12/12/2024 Seminari del GLiF, Valentina Colasanti (Trinity College Dublin)
12/12/2024 Seminari del GLiF, Valentina Colasanti (Trinity College Dublin)
“The syntactisation of gesture: a new research programme” a càrrec de Valentina Colasanti (Trinity College Dublin)
Dia: dijous 12 de desembre del 2024
Hora: 12.00 h
Lloc: sala 52.701 (edifici Roc Boronat, Campus del Poblenou)
Resum:
It is undeniable that language is multimodal. When we engage in conversation, we use more than one modality or channel of expression: the spoken-auditory modality (for speech) and the visual-gestural modality (for gesture, but also sign). Linguists working in both non-formal (Müller 2018) and formal traditions have observed that certain gestures exhibit familiar linguistic properties, and are therefore amenable to analysis using the tools of linguistics. There is mounting evidence particularly within the formal semantics literature that some gestures behave like normal linguistic expressions in their ability to, for example, interact scopally with spoken content, project (or not) out of certain syntactic environments, introduce semantic alternatives under contrastive focus, be recovered under ellipsis, etc. (Lascarides and Stone 2009a,b; Ebert 2018; Schlenker 2018; Esipova 2019; i.a.). This has led some scholars to claim that such gestures are in fact morphemes (or List 1 items in the Distributed Morphology sense), meaning that they have syntactic status (Jouitteau 2004; Sailor and Colasanti 2020), and thus LF and PF status as well, just as non-gestural morphemes do. On this view, such gestures are run-of-the-mill feature bundles projected in the syntax, but which happen to get externalised gesturally rather than auditorily at PF. I refer to this view as the Grammatical Integration Hypothesis (Colasanti 2023a, 2023b, in progress).

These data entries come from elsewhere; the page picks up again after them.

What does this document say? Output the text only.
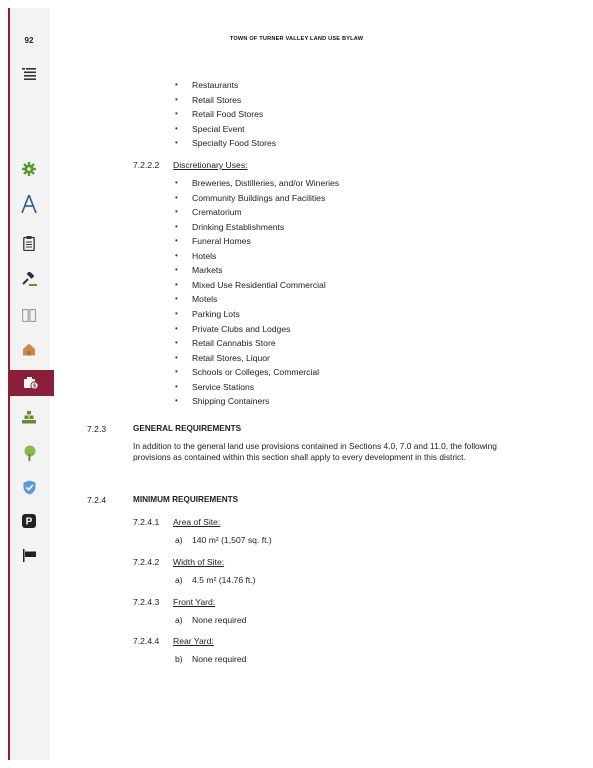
92
$
P
TOWN OF TURNER VALLEY LAND USE BYLAW
• Restaurants
• Retail Stores
• Retail Food Stores
• Special Event
• Specialty Food Stores
7.2.2.2 Discretionary Uses:
• Breweries, Distilleries, and/or Wineries
• Community Buildings and Facilities
• Crematorium
• Drinking Establishments
• Funeral Homes
• Hotels
• Markets
• Mixed Use Residential Commercial
• Motels
• Parking Lots
• Private Clubs and Lodges
• Retail Cannabis Store
• Retail Stores, Liquor
• Schools or Colleges, Commercial
• Service Stations
• Shipping Containers
7.2.3	GENERAL REQUIREMENTS
In addition to the general land use provisions contained in Sections 4.0, 7.0 and 11.0, the following provisions as contained within this section shall apply to every development in this district.
7.2.4	MINIMUM REQUIREMENTS
7.2.4.1 Area of Site:
a) 140 m² (1,507 sq. ft.)
7.2.4.2 Width of Site:
a) 4.5 m² (14.76 ft.)
7.2.4.3 Front Yard:
a) None required
7.2.4.4 Rear Yard:
b) None required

This talk consists of two parts. The first part is programmatic: I explain why the Grammatical Integration Hypothesis ought to be tested, how to test it, and why the famously gesture-rich languages of Italy are the ideal testing-grounds. The second part of the talk is empirical: I present several case studies from Italo-Romance that constitute support for the Grammatical Integration Hypothesis, thus demonstrating the feasibility of this new research programme. Among the case studies I present, one shows that particular gestures are associated with the expression of marked information structure (e.g., topic and focus; Colasanti 2023b, Colasanti & Marchetiello forthcoming), while another shows that gestures can express other clause-level types of meaning (e.g. interrogative mood; Colasanti 2023a).